Reviewing the project
Waskey, who took on his role in the Nantahala National Forest after the planning and assessment documents were already completed, has spent months reviewing the documents associated with the Southside Project and said he still has some more work to do to be fully up to speed on the project going forward. And, while he’s open to reviewing the decisions made when the project was initially approved, he cautioned that it is not normal for the Forest Service to change these decisions without particularly compelling reasons for doing so.
“I am giving it a good, honest, open-minded look,” he said. “But, to be clear, it’s not our typical stance, and not my personal stance, to undo a decision process that was years in the making, was interdisciplinary in nature, went through an objection process and was upheld by upper leadership. I’m not going to come in and singlehandedly undo that, but I am willing to look at it and maybe there are some things we can do to implement this in a way that tilts things a little more toward working around these stands.”

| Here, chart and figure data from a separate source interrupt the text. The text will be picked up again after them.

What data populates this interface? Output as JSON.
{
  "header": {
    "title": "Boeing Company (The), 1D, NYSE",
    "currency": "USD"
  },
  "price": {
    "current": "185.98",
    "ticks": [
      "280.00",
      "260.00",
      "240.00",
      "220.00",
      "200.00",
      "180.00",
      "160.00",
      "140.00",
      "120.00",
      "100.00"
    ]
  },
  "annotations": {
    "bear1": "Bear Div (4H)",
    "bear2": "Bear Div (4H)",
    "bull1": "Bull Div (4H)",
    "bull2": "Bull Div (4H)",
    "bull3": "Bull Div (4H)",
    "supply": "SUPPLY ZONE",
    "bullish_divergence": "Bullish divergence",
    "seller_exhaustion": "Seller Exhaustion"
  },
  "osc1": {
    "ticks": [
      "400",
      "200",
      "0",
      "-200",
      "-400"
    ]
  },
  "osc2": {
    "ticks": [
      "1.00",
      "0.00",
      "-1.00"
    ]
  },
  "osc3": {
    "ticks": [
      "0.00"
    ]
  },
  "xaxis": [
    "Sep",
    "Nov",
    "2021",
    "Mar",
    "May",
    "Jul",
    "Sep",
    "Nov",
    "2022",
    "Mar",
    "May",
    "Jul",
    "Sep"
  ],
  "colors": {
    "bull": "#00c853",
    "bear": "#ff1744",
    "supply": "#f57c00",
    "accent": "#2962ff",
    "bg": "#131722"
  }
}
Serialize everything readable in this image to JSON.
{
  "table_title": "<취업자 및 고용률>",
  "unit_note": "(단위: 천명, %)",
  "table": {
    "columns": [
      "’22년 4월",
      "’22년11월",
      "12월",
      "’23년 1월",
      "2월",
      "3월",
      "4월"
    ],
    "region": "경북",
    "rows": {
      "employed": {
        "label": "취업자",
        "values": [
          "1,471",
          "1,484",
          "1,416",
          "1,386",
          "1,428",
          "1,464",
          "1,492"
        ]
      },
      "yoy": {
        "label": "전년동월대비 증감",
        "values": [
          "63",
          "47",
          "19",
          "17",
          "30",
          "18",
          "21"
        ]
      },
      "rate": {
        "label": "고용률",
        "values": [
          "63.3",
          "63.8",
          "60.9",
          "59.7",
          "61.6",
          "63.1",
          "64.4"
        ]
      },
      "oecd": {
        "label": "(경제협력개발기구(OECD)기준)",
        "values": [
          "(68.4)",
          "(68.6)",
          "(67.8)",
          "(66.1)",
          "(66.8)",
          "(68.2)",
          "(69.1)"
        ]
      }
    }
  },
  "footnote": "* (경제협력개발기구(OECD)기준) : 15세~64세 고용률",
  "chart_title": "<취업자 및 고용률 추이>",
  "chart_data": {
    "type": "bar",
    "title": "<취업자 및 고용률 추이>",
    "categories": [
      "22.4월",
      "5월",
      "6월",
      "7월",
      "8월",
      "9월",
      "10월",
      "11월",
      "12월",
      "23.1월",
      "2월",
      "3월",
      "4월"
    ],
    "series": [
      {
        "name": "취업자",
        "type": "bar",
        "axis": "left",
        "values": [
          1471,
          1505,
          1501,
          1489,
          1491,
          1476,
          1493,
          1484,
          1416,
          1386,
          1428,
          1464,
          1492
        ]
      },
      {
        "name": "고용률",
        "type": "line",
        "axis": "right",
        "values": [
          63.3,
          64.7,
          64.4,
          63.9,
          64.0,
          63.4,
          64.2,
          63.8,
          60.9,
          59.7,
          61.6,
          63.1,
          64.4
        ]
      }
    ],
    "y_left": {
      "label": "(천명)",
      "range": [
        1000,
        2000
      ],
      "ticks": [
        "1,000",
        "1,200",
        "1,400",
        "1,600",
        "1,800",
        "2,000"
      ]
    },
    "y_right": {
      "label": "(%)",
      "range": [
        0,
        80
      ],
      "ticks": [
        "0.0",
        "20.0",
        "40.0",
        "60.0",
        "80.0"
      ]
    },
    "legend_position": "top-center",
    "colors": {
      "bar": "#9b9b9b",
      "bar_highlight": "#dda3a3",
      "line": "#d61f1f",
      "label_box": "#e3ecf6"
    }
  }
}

The decision to proceed ultimately rests with Waskey, and Hayler said she hoped he would reconsider some of the stands they’ve identified as problematic before the landscape is changed in what she describes as an irreparable way.
“It’s important to understand that the Forest Service has complete discretion in making changes to this project,” she said. “They can say, ‘we made a mistake, the people before us didn’t look at these issues as carefully as they should have.’ They can drop these stands from the Southside Project.”